U.S. Bankruptcy Court Judge Sean Lane approved the sale in a Manhattan courtroom on Monday (Sept. 12), and Bloomberg reported that the deal would save at least 7,000 jobs.
“This could be a model for future restructurings in the years ahead,” Ray Schrock, a lawyer for Aéropostale, told the judge, according to Bloomberg.
Simon was a landlord for 160 Aéropostale locations when the retailer filed for bankruptcy in May, so the agreement also allows one of the largest mall landlords to avoid more vacancy space.
Sports Authority is still in the process of liquidating its remaining assets and closing the remainder of its stores, but another prominent sports retailer filed for bankruptcy this week as well.

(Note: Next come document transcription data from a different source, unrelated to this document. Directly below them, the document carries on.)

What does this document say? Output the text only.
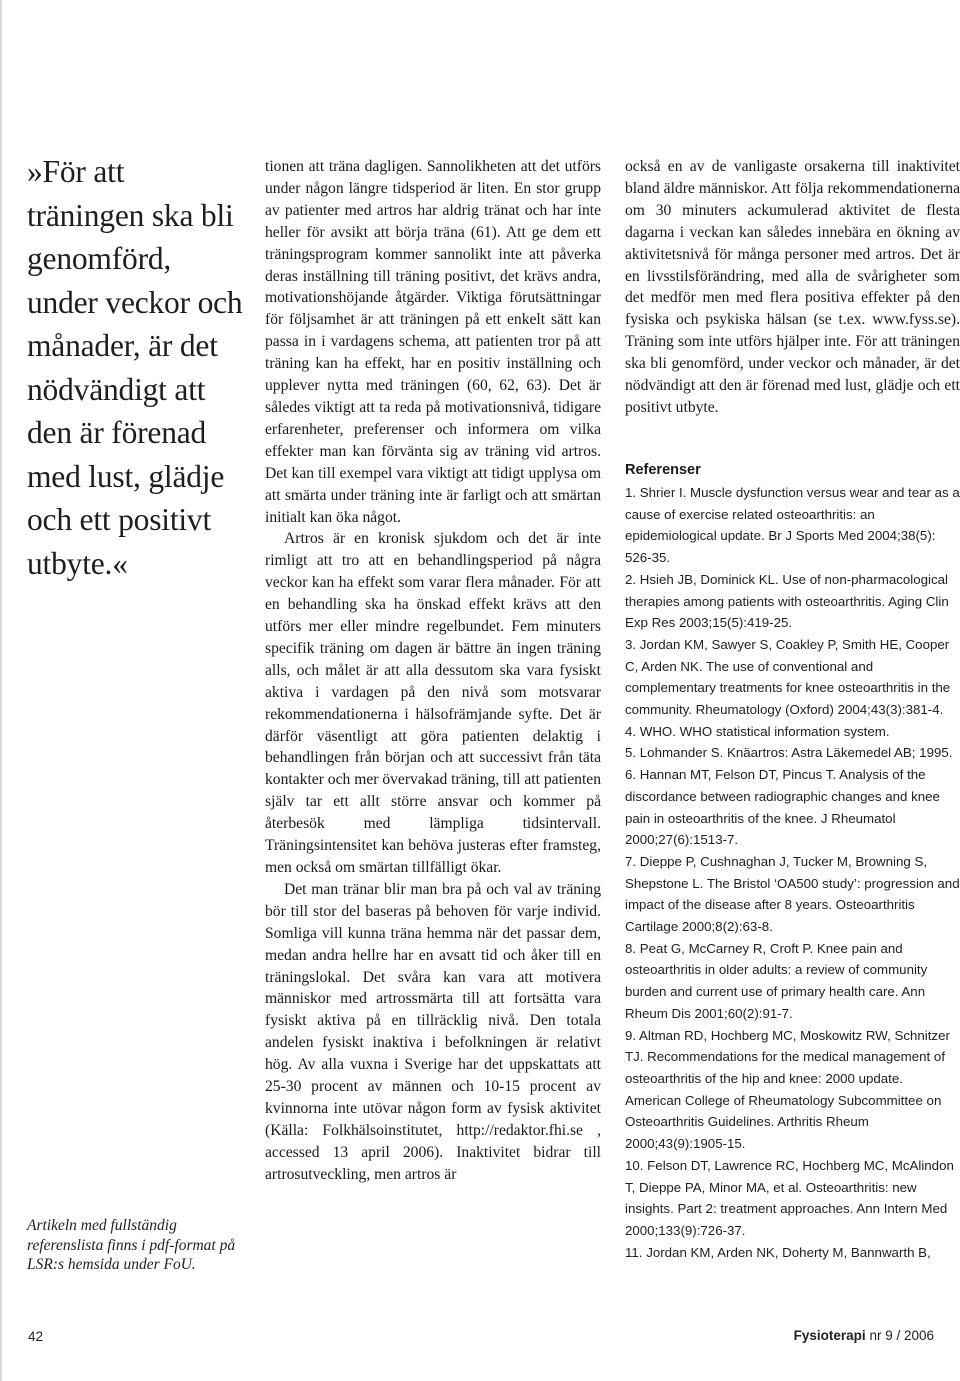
»För att träningen ska bli genomförd, under veckor och månader, är det nödvändigt att den är förenad med lust, glädje och ett positivt utbyte.«
Artikeln med fullständig referenslista finns i pdf-format på LSR:s hemsida under FoU.

tionen att träna dagligen. Sannolikheten att det utförs under någon längre tidsperiod är liten. En stor grupp av patienter med artros har aldrig tränat och har inte heller för avsikt att börja träna (61). Att ge dem ett träningsprogram kommer sannolikt inte att påverka deras inställning till träning positivt, det krävs andra, motivationshöjande åtgärder. Viktiga förutsättningar för följsamhet är att träningen på ett enkelt sätt kan passa in i vardagens schema, att patienten tror på att träning kan ha effekt, har en positiv inställning och upplever nytta med träningen (60, 62, 63). Det är således viktigt att ta reda på motivationsnivå, tidigare erfarenheter, preferenser och informera om vilka effekter man kan förvänta sig av träning vid artros. Det kan till exempel vara viktigt att tidigt upplysa om att smärta under träning inte är farligt och att smärtan initialt kan öka något.

Artros är en kronisk sjukdom och det är inte rimligt att tro att en behandlingsperiod på några veckor kan ha effekt som varar flera månader. För att en behandling ska ha önskad effekt krävs att den utförs mer eller mindre regelbundet. Fem minuters specifik träning om dagen är bättre än ingen träning alls, och målet är att alla dessutom ska vara fysiskt aktiva i vardagen på den nivå som motsvarar rekommendationerna i hälsofrämjande syfte. Det är därför väsentligt att göra patienten delaktig i behandlingen från början och att successivt från täta kontakter och mer övervakad träning, till att patienten själv tar ett allt större ansvar och kommer på återbesök med lämpliga tidsintervall. Träningsintensitet kan behöva justeras efter framsteg, men också om smärtan tillfälligt ökar.

Det man tränar blir man bra på och val av träning bör till stor del baseras på behoven för varje individ. Somliga vill kunna träna hemma när det passar dem, medan andra hellre har en avsatt tid och åker till en träningslokal. Det svåra kan vara att motivera människor med artrossmärta till att fortsätta vara fysiskt aktiva på en tillräcklig nivå. Den totala andelen fysiskt inaktiva i befolkningen är relativt hög. Av alla vuxna i Sverige har det uppskattats att 25-30 procent av männen och 10-15 procent av kvinnorna inte utövar någon form av fysisk aktivitet (Källa: Folkhälsoinstitutet, http://redaktor.fhi.se , accessed 13 april 2006). Inaktivitet bidrar till artrosutveckling, men artros är

också en av de vanligaste orsakerna till inaktivitet bland äldre människor. Att följa rekommendationerna om 30 minuters ackumulerad aktivitet de flesta dagarna i veckan kan således innebära en ökning av aktivitetsnivå för många personer med artros. Det är en livsstilsförändring, med alla de svårigheter som det medför men med flera positiva effekter på den fysiska och psykiska hälsan (se t.ex. www.fyss.se). Träning som inte utförs hjälper inte. För att träningen ska bli genomförd, under veckor och månader, är det nödvändigt att den är förenad med lust, glädje och ett positivt utbyte.

Referenser
1. Shrier I. Muscle dysfunction versus wear and tear as a cause of exercise related osteoarthritis: an epidemiological update. Br J Sports Med 2004;38(5): 526-35.
2. Hsieh JB, Dominick KL. Use of non-pharmacological therapies among patients with osteoarthritis. Aging Clin Exp Res 2003;15(5):419-25.
3. Jordan KM, Sawyer S, Coakley P, Smith HE, Cooper C, Arden NK. The use of conventional and complementary treatments for knee osteoarthritis in the community. Rheumatology (Oxford) 2004;43(3):381-4.
4. WHO. WHO statistical information system.
5. Lohmander S. Knäartros: Astra Läkemedel AB; 1995.
6. Hannan MT, Felson DT, Pincus T. Analysis of the discordance between radiographic changes and knee pain in osteoarthritis of the knee. J Rheumatol 2000;27(6):1513-7.
7. Dieppe P, Cushnaghan J, Tucker M, Browning S, Shepstone L. The Bristol ‘OA500 study’: progression and impact of the disease after 8 years. Osteoarthritis Cartilage 2000;8(2):63-8.
8. Peat G, McCarney R, Croft P. Knee pain and osteoarthritis in older adults: a review of community burden and current use of primary health care. Ann Rheum Dis 2001;60(2):91-7.
9. Altman RD, Hochberg MC, Moskowitz RW, Schnitzer TJ. Recommendations for the medical management of osteoarthritis of the hip and knee: 2000 update. American College of Rheumatology Subcommittee on Osteoarthritis Guidelines. Arthritis Rheum 2000;43(9):1905-15.
10. Felson DT, Lawrence RC, Hochberg MC, McAlindon T, Dieppe PA, Minor MA, et al. Osteoarthritis: new insights. Part 2: treatment approaches. Ann Intern Med 2000;133(9):726-37.
11. Jordan KM, Arden NK, Doherty M, Bannwarth B,
42	Fysioterapi nr 9 / 2006
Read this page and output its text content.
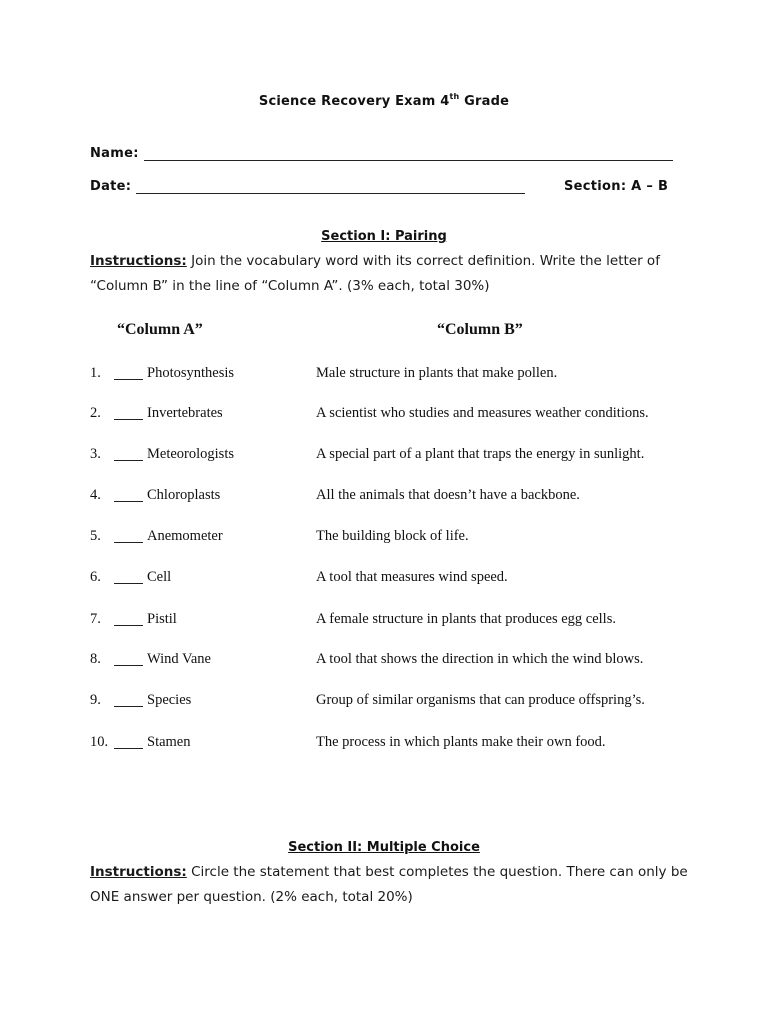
Science Recovery Exam 4th Grade
Name:
Date:	Section: A – B
Section I: Pairing
Instructions: Join the vocabulary word with its correct definition. Write the letter of “Column B” in the line of “Column A”. (3% each, total 30%)
“Column A”	“Column B”
1.	Photosynthesis	Male structure in plants that make pollen.
2.	Invertebrates	A scientist who studies and measures weather conditions.
3.	Meteorologists	A special part of a plant that traps the energy in sunlight.
4.	Chloroplasts	All the animals that doesn’t have a backbone.
5.	Anemometer	The building block of life.
6.	Cell	A tool that measures wind speed.
7.	Pistil	A female structure in plants that produces egg cells.
8.	Wind Vane	A tool that shows the direction in which the wind blows.
9.	Species	Group of similar organisms that can produce offspring’s.
10.	Stamen	The process in which plants make their own food.
Section II: Multiple Choice
Instructions: Circle the statement that best completes the question. There can only be ONE answer per question. (2% each, total 20%)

Golfsmith International Inc., an Austin, Texas-based specialty golf retailer, filed for Chapter 11 bankruptcy on Wednesday (Sept. 14), according to Reuters. The company listed both assets and liabilities between $100 million and $500 million and said it plans to sell itself off or liquidate its business if that plan fails, according to the filing with the U.S. Bankruptcy Court for the District of Delaware.
Golfsmith has also reached an agreement to sell its Canadian retail chain, Golf Town, to a group led by Fairfax Financial Holdings Ltd. and a unit of CI Investments Inc., according to Reuters.
Bloomberg said that Golfsmith’s filing is yet another blow to sports apparel retailers, like Nike, Adidas and Under Armour, who are still trying to contend with the new landscape of the post-Sports Authority era.
“It’s the same story line as before — the game is still shrinking,” according to Chen Grazutis, an analyst at Bloomberg Intelligence. “Plus, stores are too big, and they are too close to each other.”
And the latest data suggests that international shipping exports continue to remain strong, despite the potential upheaval in the industry posed by the bankruptcy of Hanjin Shipping Co., a South Korean shipping company that handles about 7.8 percent of the U.S.’s trans-Pacific trade cargo, who filed for bankruptcy in late August.
Import cargo volume at major U.S. ports is expected to hit near-peak levels later this month. The monthly Global Port Tracker report from the National Retail Federation and Hackett Associates said that retailers are finding ways to work around the Hanjin hiccup as they gear up for the holiday shopping season.
“Hanjin should not significantly affect volume for the month since alternative arrangements to unload those containers or shift cargo elsewhere should be dealt with by the time the numbers are tallied,” according to Jonathan Gold, the National Retail Federation’s vice president for supply chain and customs policy. “But millions of dollars’ worth of merchandise is in limbo at the moment, and retailers are working hard to make sure it ends up on store shelves in time for the holidays.”
And the BBC told the strange, but also oddly heartwarming tale of one of the 60 or so Hanjin ships still marooned at sea as a result of the bankruptcy and its poor captain and crew who haven’t seen their home or families in weeks.